Yang menganjurkan doa bersama, atau
perayaan Lebaran-Natal, atau barangkali nanti Natal-Maulid, bukanlah
orang yang mempunyai kesadaran agama, melainkan orang-orang sekuler,
yang baginya masa bodoh apakah Tuhan satu atau beranak, sebab bagi
mereka agama itu hanya iseng! Atau orang sinkretisme, yang mencari
segala penyesuaian di antara segala yang berbeda, lalu dari segala yang
sesuai itu mereka membuat sesuatu yang baru.
Sinkretisme inilah yang menyebabkan
timbulnya agama Shiwa-Buddha di zaman dahulu di Jawa Timur. Sinkretisme
ini pulalah yang menyebabkan orang Hindu asli di India menuhankan sapi,
dan Hindu-Bali di Indonesia mengganyang daging sapi. Dan Keduanya bisa
akur saja, demi sinkretisme cara Indonesia, cari saja yang sesuai dan
bikin sesuatu yang baru.
Gejala seperti ini yang kita lihat
sekarang. Dengan setengah paksaan dianjurkan doa bersama, ibadat
bersama, kebaktian bersama di antara orang-orang berlainan kepercayaan,
dan dikatakan itulah semangat Pancasila! Sehingga disadari atau tidak,
Pancasila boven alles, di atas dari semua agama, dan
orang-orang yang sama sekali tidak mengamalkan satu agama merasa dirinya
pemimpin tertinggi, melebihi ulama dan pendeta, kiai dan pastor. Dan
barang siapa yang tidak menyetujui, dituduh anti-Pancasila dan tidak
toleransi, dan tidak menunjukkan “kepribadian” Indonesia.
Selama pena ini masih bisa menulis dan mulut masih bisa berkata, kita katakan terus terang: “Bukan begitu yang toleransi!”
Bahkan itu adalah merusak agama, memaksa
orang menelan sesuatu yang berlawanan dengan inti kepercayaannya. Dan
pemuka-pemuka agama yang sadar akan tetap menolaknya. Kita bukanlah
menolak Pancasila. Sejak Pancasila diasaskan pada 25 tahun yang lalu,
kita sudah menyatakan tidak keberatan.
Tetapi kita tegaskan bahwasanya
keselamatan dan keamanan Pancasila itu hanya akan terjamin, apabila umat
yang beragama khususnya umat Islam taat setia melaksanakan agamanya,
bukan disuruh pindah dari agamanya menuju suatu kekaburan yang dinamai
Pancasila. Dan bukan disuruh membuat suatu macam upacara, kebaktian,
doa, dan sebagainya bersama-sama dengan pemeluk agama lain yang
berlainan akidah dan kepercayaan.
Orang agama lain itu sendiri pun tidak
akan dapat menerima suatu upacara baru yang tidak ada dalam agama itu.

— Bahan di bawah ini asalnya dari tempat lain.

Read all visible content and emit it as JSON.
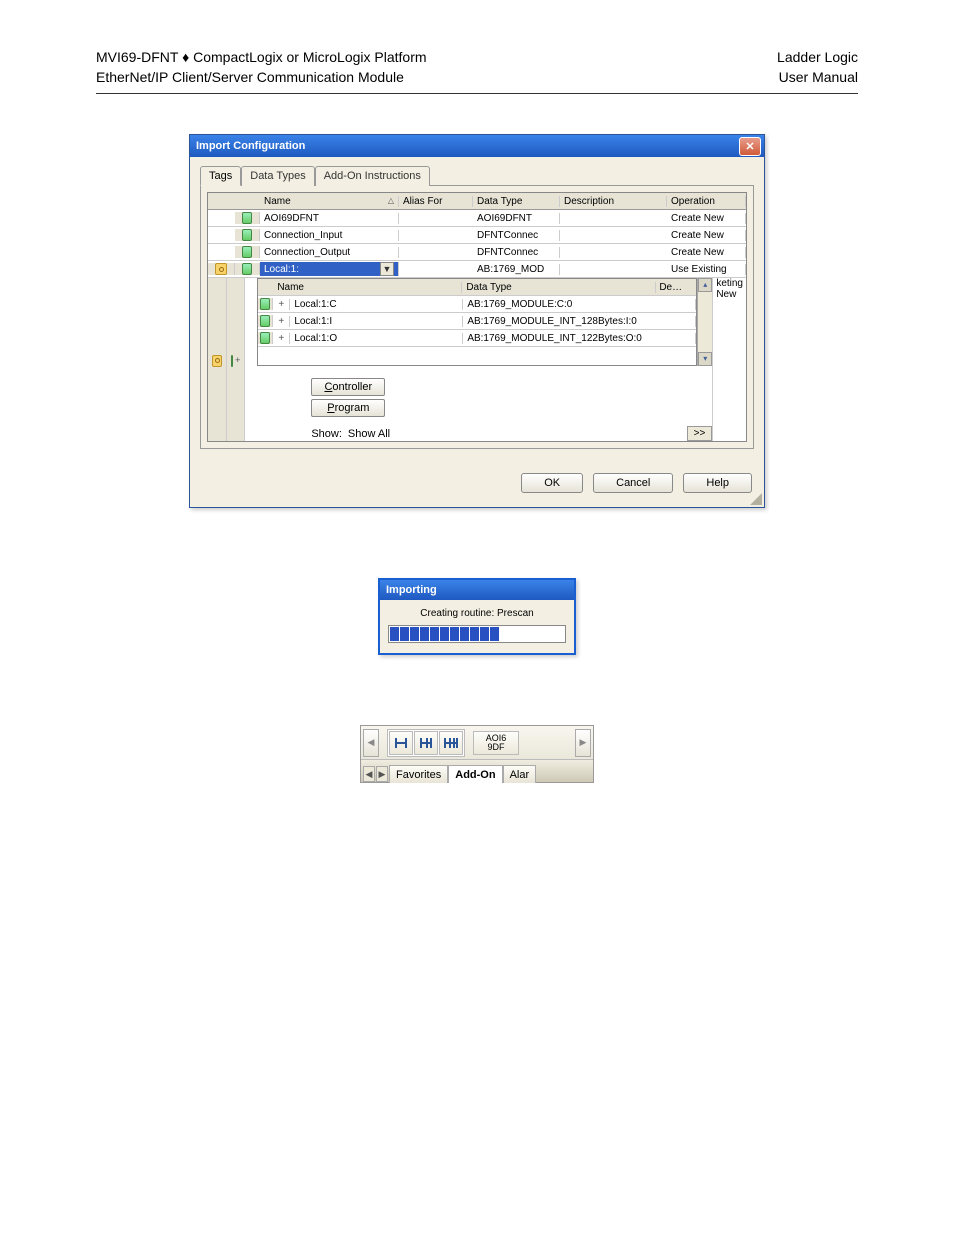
{
  "page_header": {
    "left1": "MVI69-DFNT ♦ CompactLogix or MicroLogix Platform",
    "left2": "EtherNet/IP Client/Server Communication Module",
    "right1": "Ladder Logic",
    "right2": "User Manual"
  },
  "import_dialog": {
    "title": "Import Configuration",
    "tabs": {
      "t1": "Tags",
      "t2": "Data Types",
      "t3": "Add-On Instructions"
    },
    "headers": {
      "name": "Name",
      "alias": "Alias For",
      "type": "Data Type",
      "desc": "Description",
      "op": "Operation"
    },
    "rows": [
      {
        "name": "AOI69DFNT",
        "type": "AOI69DFNT",
        "op": "Create New"
      },
      {
        "name": "Connection_Input",
        "type": "DFNTConnec",
        "op": "Create New"
      },
      {
        "name": "Connection_Output",
        "type": "DFNTConnec",
        "op": "Create New"
      },
      {
        "name": "Local:1:",
        "type": "AB:1769_MOD",
        "op": "Use Existing"
      }
    ],
    "op_trunc": {
      "a": "keting",
      "b": "New"
    },
    "sub_headers": {
      "name": "Name",
      "type": "Data Type",
      "de": "De…"
    },
    "sub_rows": [
      {
        "name": "Local:1:C",
        "type": "AB:1769_MODULE:C:0"
      },
      {
        "name": "Local:1:I",
        "type": "AB:1769_MODULE_INT_128Bytes:I:0"
      },
      {
        "name": "Local:1:O",
        "type": "AB:1769_MODULE_INT_122Bytes:O:0"
      }
    ],
    "buttons": {
      "controller": "Controller",
      "program": "Program"
    },
    "show_label": "Show:",
    "show_value": "Show All",
    "expand": ">>",
    "ok": "OK",
    "cancel": "Cancel",
    "help": "Help"
  },
  "progress_dialog": {
    "title": "Importing",
    "message": "Creating routine: Prescan"
  },
  "ribbon": {
    "block_label": "AOI6\n9DF",
    "tabs": {
      "fav": "Favorites",
      "addon": "Add-On",
      "alar": "Alar"
    }
  }
}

Dan ini hanya akan bisa dilakukan oleh pemeluk-pemeluk agama yang tidak
punya pendirian, yang lupa tanggung jawabnya di hadapan Tuhan karena
hendak mengambil muka atasan.
Sehingga pernah terjadi, seorang
pembicara di dalam pertemuan besar mengatakan bahwa Nabi Isa disalib,
padahal ia pemuka Islam. Dan pernah terjadi seorang kiai membaca doa di
hadapan umum, dan doa itu diambil dari “Khutbah Gunung”, pidato Yesus
Kristus dalam Injil yang beredar sekarang. Demi toleransi, kiai tidak
membaca lagi doa yang warid dari ajaran Rasulullah SAW.
Tentu orang-orang itu dapat pujian
atasan dan disambut dengan tepuk tangan oleh orang-orang Kristen, tetapi
dia tidak sadar bahwa dengan apa yang dinamainya “toleransi” itu dia
telah mengorbankan akidah agamanya.
Posting Komentar untuk "Toleransi, Sekularisme, atau Sinkretisme "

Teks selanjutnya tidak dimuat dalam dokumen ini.